Cumhurbaşkanı Erdoğan'ın kurumlar üzerinde "neredeyse sınırsız ve denetimsiz" bir güce sahip olduğuna işaret edilen rapor için Türkiye Avrupa Eğitim ve Bilim Araştırmalar Vakfı (TAVAK) Başkanı Faruk Şen dikkat çeken yorumlar yaptı.

Şen’e göre Almanya’nın Türkiye’deki Cumhurbaşkanlığı Hükümet Sistemi’ne ilişkin söz hakkı yok. Ancak Şen, Türkiye’nin bu sistemi tercih etmesinin de yanlış karar olduğuna vurgu yapıyor.

Raporda dikkat çekilen MHP, Ülkü Ocakları ve Devlet Bahçeli’nin kamu bürokrasisinde gücünün artmasına ilişkin soruya yanıt veren Şen “MHP her zaman Almanya’nın kadrajındaydı, orada faaliyet gösteren MHP gençleri her zaman kadrajda oldu.
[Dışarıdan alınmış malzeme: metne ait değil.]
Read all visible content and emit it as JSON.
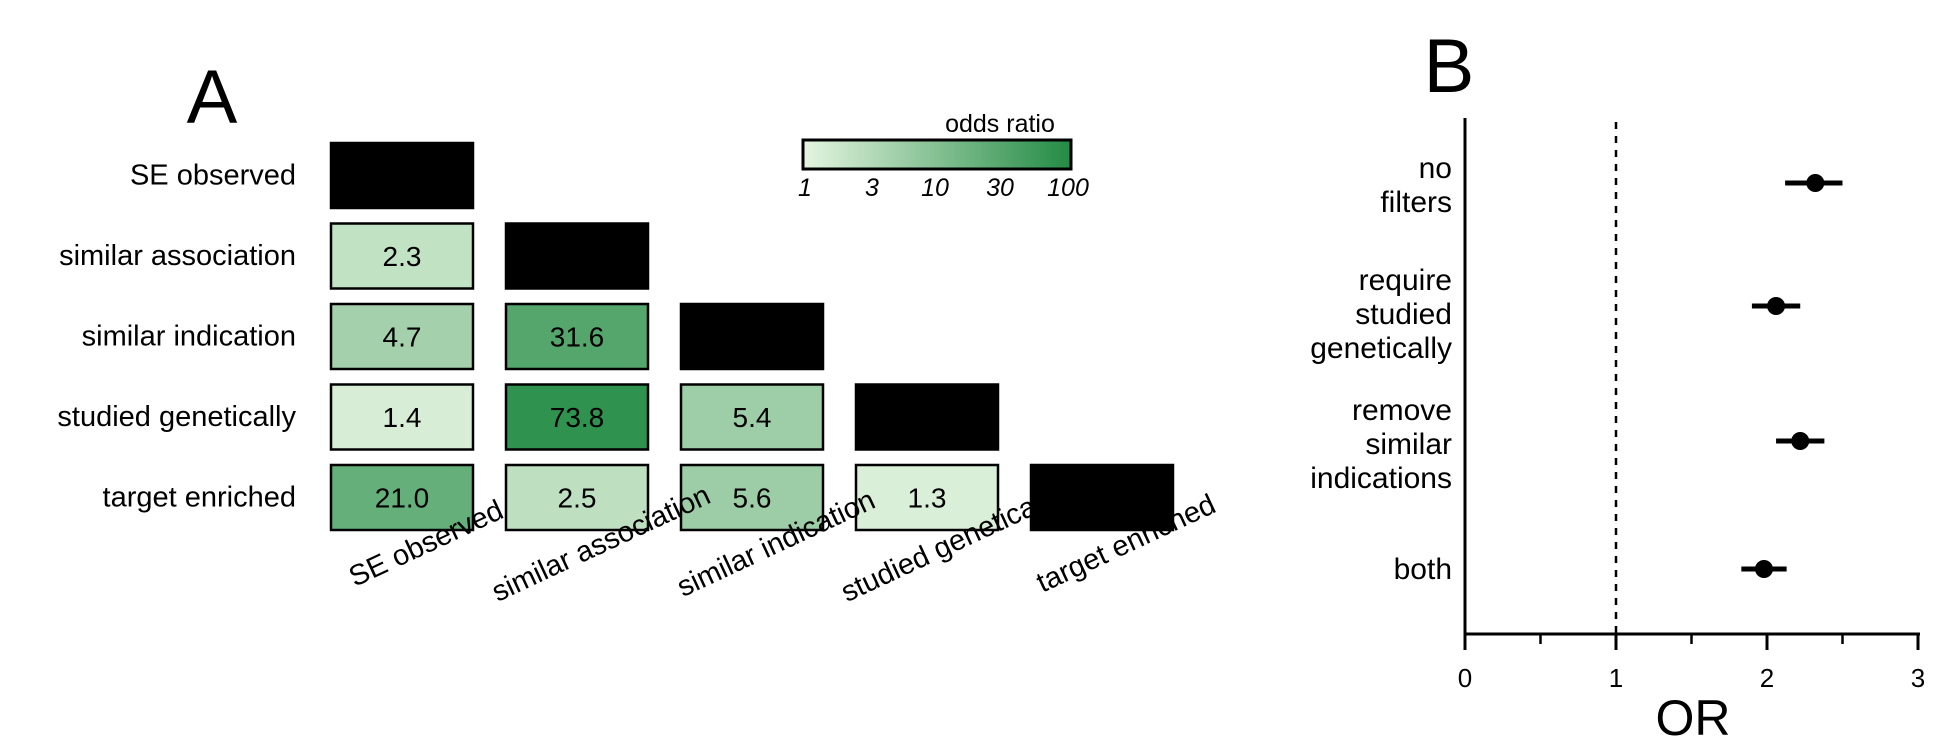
{
  "panel_a": {
    "letter": "A",
    "legend": {
      "title": "odds ratio",
      "ticks": [
        "1",
        "3",
        "10",
        "30",
        "100"
      ],
      "low_color": "#e5f5e0",
      "high_color": "#238b45"
    }
  },
  "panel_b": {
    "letter": "B",
    "xlabel": "OR"
  },
  "chart_data": [
    {
      "type": "heatmap",
      "title": "",
      "rows": [
        "SE observed",
        "similar association",
        "similar indication",
        "studied genetically",
        "target enriched"
      ],
      "columns": [
        "SE observed",
        "similar association",
        "similar indication",
        "studied genetically",
        "target enriched"
      ],
      "values": [
        [
          null,
          null,
          null,
          null,
          null
        ],
        [
          2.3,
          null,
          null,
          null,
          null
        ],
        [
          4.7,
          31.6,
          null,
          null,
          null
        ],
        [
          1.4,
          73.8,
          5.4,
          null,
          null
        ],
        [
          21.0,
          2.5,
          5.6,
          1.3,
          null
        ]
      ],
      "value_labels": [
        [
          null,
          null,
          null,
          null,
          null
        ],
        [
          "2.3",
          null,
          null,
          null,
          null
        ],
        [
          "4.7",
          "31.6",
          null,
          null,
          null
        ],
        [
          "1.4",
          "73.8",
          "5.4",
          null,
          null
        ],
        [
          "21.0",
          "2.5",
          "5.6",
          "1.3",
          null
        ]
      ],
      "diagonal_color": "#000000",
      "color_scale": "log",
      "color_range": [
        1,
        100
      ],
      "legend": "top-right"
    },
    {
      "type": "scatter",
      "title": "",
      "xlabel": "OR",
      "ylabel": "",
      "categories": [
        "no\nfilters",
        "require\nstudied\ngenetically",
        "remove\nsimilar\nindications",
        "both"
      ],
      "values": [
        2.32,
        2.06,
        2.22,
        1.98
      ],
      "ci_low": [
        2.12,
        1.9,
        2.06,
        1.83
      ],
      "ci_high": [
        2.5,
        2.22,
        2.38,
        2.13
      ],
      "xlim": [
        0,
        3
      ],
      "xticks": [
        "0",
        "1",
        "2",
        "3"
      ],
      "reference_line": 1,
      "grid": false
    }
  ]
}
Türkiye’de de durum böyle, Devlet Bahçeli sürekli gündemde pek sevilen biri değil” dedi.

Raporun en can alıcı kısmı ise Türkiye’ye yönelik eleştirilerin sıralanmasından hemen sonra Avrupa’nın ve Almanya’nın Türkiye’ye ihtiyacının olduğunun vurgulanması oldu.

Şen, bu noktaya da şu yorumlarla açıklık getirdi;

Almanya’nın ihtiyacı var Avrupa birliğinde Türkiye her ne kadar tam Avrupa birliğine girmiş olmasak bile Avrupa birliğine girmek için büyük adımlar var.  Avrupa’da Türk nüfusu fazla ve Türkiye ile iyi ilişkilerde olmalı Almanya’nın Kafkas ve Ortadoğu projesi de bu iyi ilişkiler için önemli yerde.

NE OLMUŞTU?

DW Türkçe’den Değer Akal’ın haberleştirdiği Alman düşünce kuruluşu Bilim ve Politika Vakfı Türkiye’deki yeni rejimi değerlendiren bir rapor yayımladı. Araştırmada, Türkiye'deki yeni sistemle bürokrasinin de "büyük ölçüde felce uğradığına" dikkat çekildi. Raporda, yasamanın zayıfladığı, muhalefet milletvekilleri üzerinde de baskıların arttığı vurgulanıyor. Milletvekillerinin dokunulmazlıklarının kaldırılıp kriminalize edildiklerine işaret edilen araştırmada, "Anayasa açıkça ihlal edilerek, mecliste yapılmış konuşmalar bile, kanunların esnek bir şekilde yorumlandığı, gerçeklerin çarpıtıldığı, ceza kovuşturmalarına yol açabiliyor" tespitine yer verildi.

Araştırmaya göre son dönemde AKP'ye seçmen desteği azalırken, Erdoğan'ın iktidarda kalabilmek için MHP'ye olan bağımlılığı daha da artıyor. Raporda, Erdoğan'ın İslamcı kesimdeki destekçilerini de kaybetmekte olduğuna işaret edildi.

AKP'nin, iktidarının ilk yıllarında özellikle polis, yargı, istihbarat ve orduda terör örgütü FETÖ lideri Gülen destekçilerine yolu açtığına, darbe girişimi sonrasında ise bu kesimin tasfiyesine yöneldiğine işaret edilen raporda, son dönemde bu görevlere "aşırı muhafazakâr dini tarikat mensupları" ya da MHP'ye yakın isimlerin getirildiğine dikkat çekildi.